Stephan Brandner: Das ist eine Riesenklatsche für Friedrich Merz. Er ist der erste Kandidat, der nicht im ersten Wahlgang zum Bundeskanzler gewählt worden ist. Der größte Wahlbetrüger aller Zeiten ist nun aber knapp Kanzler, unterstützt von einer SPD, die ihr schlechtestes Ergebnis seit 1887 eingefahren hat. Es war ein spannender Tag, aber kein guter Tag für unser Land.

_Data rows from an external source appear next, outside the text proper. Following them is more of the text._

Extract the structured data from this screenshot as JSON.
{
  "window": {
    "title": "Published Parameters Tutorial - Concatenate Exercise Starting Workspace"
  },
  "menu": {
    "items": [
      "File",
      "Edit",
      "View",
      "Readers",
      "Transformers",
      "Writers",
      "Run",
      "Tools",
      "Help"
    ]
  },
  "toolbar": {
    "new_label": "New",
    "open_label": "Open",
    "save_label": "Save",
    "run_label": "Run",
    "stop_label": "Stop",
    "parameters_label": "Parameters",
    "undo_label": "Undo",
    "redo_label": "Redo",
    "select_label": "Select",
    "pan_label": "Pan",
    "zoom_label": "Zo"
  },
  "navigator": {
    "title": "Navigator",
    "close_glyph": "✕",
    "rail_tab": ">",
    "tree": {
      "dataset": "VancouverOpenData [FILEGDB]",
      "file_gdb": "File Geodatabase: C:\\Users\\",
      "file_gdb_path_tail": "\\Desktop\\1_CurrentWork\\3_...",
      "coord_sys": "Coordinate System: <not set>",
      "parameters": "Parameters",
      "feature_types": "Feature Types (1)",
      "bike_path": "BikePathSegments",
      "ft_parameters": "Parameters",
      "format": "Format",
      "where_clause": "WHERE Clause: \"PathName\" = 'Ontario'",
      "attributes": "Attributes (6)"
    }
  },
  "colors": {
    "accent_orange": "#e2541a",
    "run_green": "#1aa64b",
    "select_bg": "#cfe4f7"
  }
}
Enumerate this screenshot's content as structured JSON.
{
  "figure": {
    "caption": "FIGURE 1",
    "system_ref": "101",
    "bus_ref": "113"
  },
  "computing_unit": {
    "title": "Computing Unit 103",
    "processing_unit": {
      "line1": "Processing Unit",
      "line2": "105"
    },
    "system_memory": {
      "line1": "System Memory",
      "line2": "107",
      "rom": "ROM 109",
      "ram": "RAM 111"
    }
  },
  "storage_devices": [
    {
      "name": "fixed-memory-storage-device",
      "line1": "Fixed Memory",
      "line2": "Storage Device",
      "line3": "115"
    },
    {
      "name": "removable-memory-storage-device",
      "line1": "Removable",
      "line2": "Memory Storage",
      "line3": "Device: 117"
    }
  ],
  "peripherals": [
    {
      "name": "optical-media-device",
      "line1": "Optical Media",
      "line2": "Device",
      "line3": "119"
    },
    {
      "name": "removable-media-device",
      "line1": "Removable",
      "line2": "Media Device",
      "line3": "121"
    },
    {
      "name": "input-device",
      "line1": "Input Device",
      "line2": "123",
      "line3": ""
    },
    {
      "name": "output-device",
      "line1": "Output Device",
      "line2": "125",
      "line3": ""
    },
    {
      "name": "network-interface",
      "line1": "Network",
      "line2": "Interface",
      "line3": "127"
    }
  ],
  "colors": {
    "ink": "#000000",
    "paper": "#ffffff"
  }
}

Die gerichtlichen Verfahren werden Jahre dauern, sagt Brander zum Gutachten des Verfassungsschutzes zur AfD. Das erschwere die politische Arbeit, aber am Ende werde das alles der AfD nicht schaden, sondern sie stärker machen.
Hält die Koalition von Union und SPD länger als die Ampel?
Stephan Brandner: Ich befürchte, ja. Diese Koalition hat sich bekanntlich auf skandalöse Art und Weise die Möglichkeit geschaffen, Schulden ohne Ende aufzunehmen. Geld schweißt zusammen.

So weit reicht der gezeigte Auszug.